All barriers to flow should be firstly escalated to the PFC or AHM and if an inadequate response received, escalated to the NUM, Deputy Director of Patient Access and Demand or the Director of Nursing for Acute Health.

The following points will be considered during each board round:

  • How long has the patient been in the department?
  • What is the current status of the patient’s treatment pathway and what is their plan?
  • Does the patient fit a short stay pathway?
  • Will the patient require inpatient admission?
  • Has an inpatient bed been booked?
  • Has the inpatient unit registrar been notified and responded?
  • Has an inpatient bed been allocated and available?
  • Are interim orders appropriate?
  • What is the status of the waiting room?

EMERGENCY DEPARTMENT KPIS

It is a mandatory requirement of all emergency department ANUMs to have a thorough understanding of emergency department and hospital wide KPIs.  Following is an outline of emergency department KPIs:

Patients seen and discharged within 4 hours of presentation (KPI 80%):  The length of stay (LOS) for all patients seen, treatedand discharged from the emergency departmentshould not exceed 4 hours.  Patients for discharge should be identified at the earliest possible time and plans for discharge before 4 hours should be discussed at each hourly board round.

Time to treatment (KPI 80%):  Time to treatment KPI is measured against triage categories for each patient presenting to the Emergency Department. Patients are triaged according to the Australasian Triage Scale (ATS). The time from when the patient is triaged to when “treatment commenced” is the time measured. “Treatment commences” when the patient is first seen by the doctor OR when the nurse sees the patient and commences an established treatment pathways (i.e. vital signs, IV cannulation, ECG, nurse initiated medications, etc.).
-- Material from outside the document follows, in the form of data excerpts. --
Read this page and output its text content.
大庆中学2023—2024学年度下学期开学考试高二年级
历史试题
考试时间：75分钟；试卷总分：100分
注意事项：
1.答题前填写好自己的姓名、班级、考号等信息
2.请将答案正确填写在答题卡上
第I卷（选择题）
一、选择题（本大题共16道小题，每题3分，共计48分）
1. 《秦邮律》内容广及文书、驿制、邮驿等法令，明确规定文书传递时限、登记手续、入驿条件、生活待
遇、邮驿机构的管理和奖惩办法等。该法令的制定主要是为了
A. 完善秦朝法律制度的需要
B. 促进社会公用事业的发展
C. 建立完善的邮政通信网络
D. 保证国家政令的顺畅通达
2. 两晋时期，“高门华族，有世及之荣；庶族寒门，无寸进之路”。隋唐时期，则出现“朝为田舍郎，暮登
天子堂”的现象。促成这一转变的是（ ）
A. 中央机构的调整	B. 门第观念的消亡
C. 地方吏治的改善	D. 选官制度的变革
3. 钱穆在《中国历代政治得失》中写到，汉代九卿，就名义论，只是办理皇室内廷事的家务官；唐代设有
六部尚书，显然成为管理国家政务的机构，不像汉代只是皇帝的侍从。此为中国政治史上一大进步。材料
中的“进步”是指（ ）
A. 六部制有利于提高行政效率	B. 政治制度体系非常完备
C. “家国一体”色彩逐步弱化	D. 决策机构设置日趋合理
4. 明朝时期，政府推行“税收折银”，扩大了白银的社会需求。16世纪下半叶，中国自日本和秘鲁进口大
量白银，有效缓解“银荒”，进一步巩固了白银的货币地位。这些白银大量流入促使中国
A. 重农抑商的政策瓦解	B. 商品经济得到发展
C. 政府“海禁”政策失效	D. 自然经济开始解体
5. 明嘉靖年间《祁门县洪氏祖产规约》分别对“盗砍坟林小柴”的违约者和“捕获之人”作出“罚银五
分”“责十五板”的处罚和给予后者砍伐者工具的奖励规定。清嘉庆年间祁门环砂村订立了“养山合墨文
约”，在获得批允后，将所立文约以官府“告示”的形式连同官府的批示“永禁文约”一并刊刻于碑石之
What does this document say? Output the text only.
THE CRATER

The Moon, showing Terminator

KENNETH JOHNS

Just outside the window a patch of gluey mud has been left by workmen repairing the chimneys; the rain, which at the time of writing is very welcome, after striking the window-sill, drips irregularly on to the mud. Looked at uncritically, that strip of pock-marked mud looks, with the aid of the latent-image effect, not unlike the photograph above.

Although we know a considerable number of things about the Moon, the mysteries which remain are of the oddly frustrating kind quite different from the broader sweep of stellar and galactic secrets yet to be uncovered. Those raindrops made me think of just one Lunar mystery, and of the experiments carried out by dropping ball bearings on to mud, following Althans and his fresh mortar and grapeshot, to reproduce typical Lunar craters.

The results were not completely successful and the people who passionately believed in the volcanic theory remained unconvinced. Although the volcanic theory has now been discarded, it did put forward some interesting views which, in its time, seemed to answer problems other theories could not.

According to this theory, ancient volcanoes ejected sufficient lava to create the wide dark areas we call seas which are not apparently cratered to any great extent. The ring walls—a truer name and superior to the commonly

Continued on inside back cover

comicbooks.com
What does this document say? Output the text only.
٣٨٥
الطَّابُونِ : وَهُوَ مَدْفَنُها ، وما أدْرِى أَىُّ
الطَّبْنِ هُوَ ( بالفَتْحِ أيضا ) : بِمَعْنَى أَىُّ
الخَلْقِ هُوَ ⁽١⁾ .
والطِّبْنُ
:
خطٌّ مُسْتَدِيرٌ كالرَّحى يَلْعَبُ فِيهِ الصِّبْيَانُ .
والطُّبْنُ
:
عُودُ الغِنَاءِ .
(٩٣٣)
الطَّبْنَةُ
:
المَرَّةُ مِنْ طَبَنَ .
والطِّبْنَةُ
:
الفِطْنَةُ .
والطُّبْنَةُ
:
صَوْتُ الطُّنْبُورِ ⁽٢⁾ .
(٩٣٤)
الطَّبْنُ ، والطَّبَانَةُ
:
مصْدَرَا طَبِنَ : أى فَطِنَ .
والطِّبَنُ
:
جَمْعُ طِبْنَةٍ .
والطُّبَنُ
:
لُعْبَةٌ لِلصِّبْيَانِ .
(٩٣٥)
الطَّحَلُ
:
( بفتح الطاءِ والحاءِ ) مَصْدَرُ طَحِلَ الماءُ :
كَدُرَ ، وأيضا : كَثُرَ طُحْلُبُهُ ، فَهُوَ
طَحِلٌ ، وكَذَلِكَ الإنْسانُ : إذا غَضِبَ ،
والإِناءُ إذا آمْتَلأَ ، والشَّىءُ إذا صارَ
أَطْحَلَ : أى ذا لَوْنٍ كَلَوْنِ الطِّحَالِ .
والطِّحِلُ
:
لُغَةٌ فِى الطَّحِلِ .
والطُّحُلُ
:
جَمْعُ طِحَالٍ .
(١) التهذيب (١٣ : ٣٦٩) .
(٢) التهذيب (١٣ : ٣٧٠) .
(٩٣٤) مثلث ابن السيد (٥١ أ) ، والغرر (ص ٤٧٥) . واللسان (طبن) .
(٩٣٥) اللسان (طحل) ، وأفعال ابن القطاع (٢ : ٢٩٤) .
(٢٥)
Treatment pathways may commence at triage therefore should be entered at triage where appropriate.

Ambulance off stretcher within 40 minutes (KPI 90%)

The ambulance ‘off stretcher’ KPI is a Department of Health set KPI. This indicator dictates that 90% off all patients who arrive via ambulance road service or non-emergency patient transport must be triaged, offloaded and handed over to a Bendigo Health, health professional in less than 40min after ambulance arrival.

LOS greater than 24 hours in the emergency department (KPI 0%) The number of patients spending greater than 24 hours in the emergency department should equal zero.  Patients with a length of stay exceeding 12 hours should have barriers to discharge identified and escalated to the PFC/AHM, ED NUM, DDON of Patient Access and Demand of DON for Acute Health to avoid a 24 hour admission to the emergency department.

SUMMARY

The key to managing and meeting emergency department KPIs is continuous surveillance of patient flow within each stream of the Department.  It is the emergency department ANUMs primary responsibility to ensure patient flow continues through out each shift and remains constant.  The ANUM is responsible for directing nursing staff to ensure all care is up to date and ensure patients are “ward” or “discharge ready” as appropriate.  Communication between the ANUM and duty consultant is paramount at all times when discussing and managing flow.

The ANUM must ensure that all data entry requirements with regard to “time to treatment” and ‘ambulance off stretcher’ KPIs are up to date and accurately reflect the department’s performance. Barriers to meeting KPIs must be identified and where appropriate escalated so systems such as hospital wide escalation can be initiated.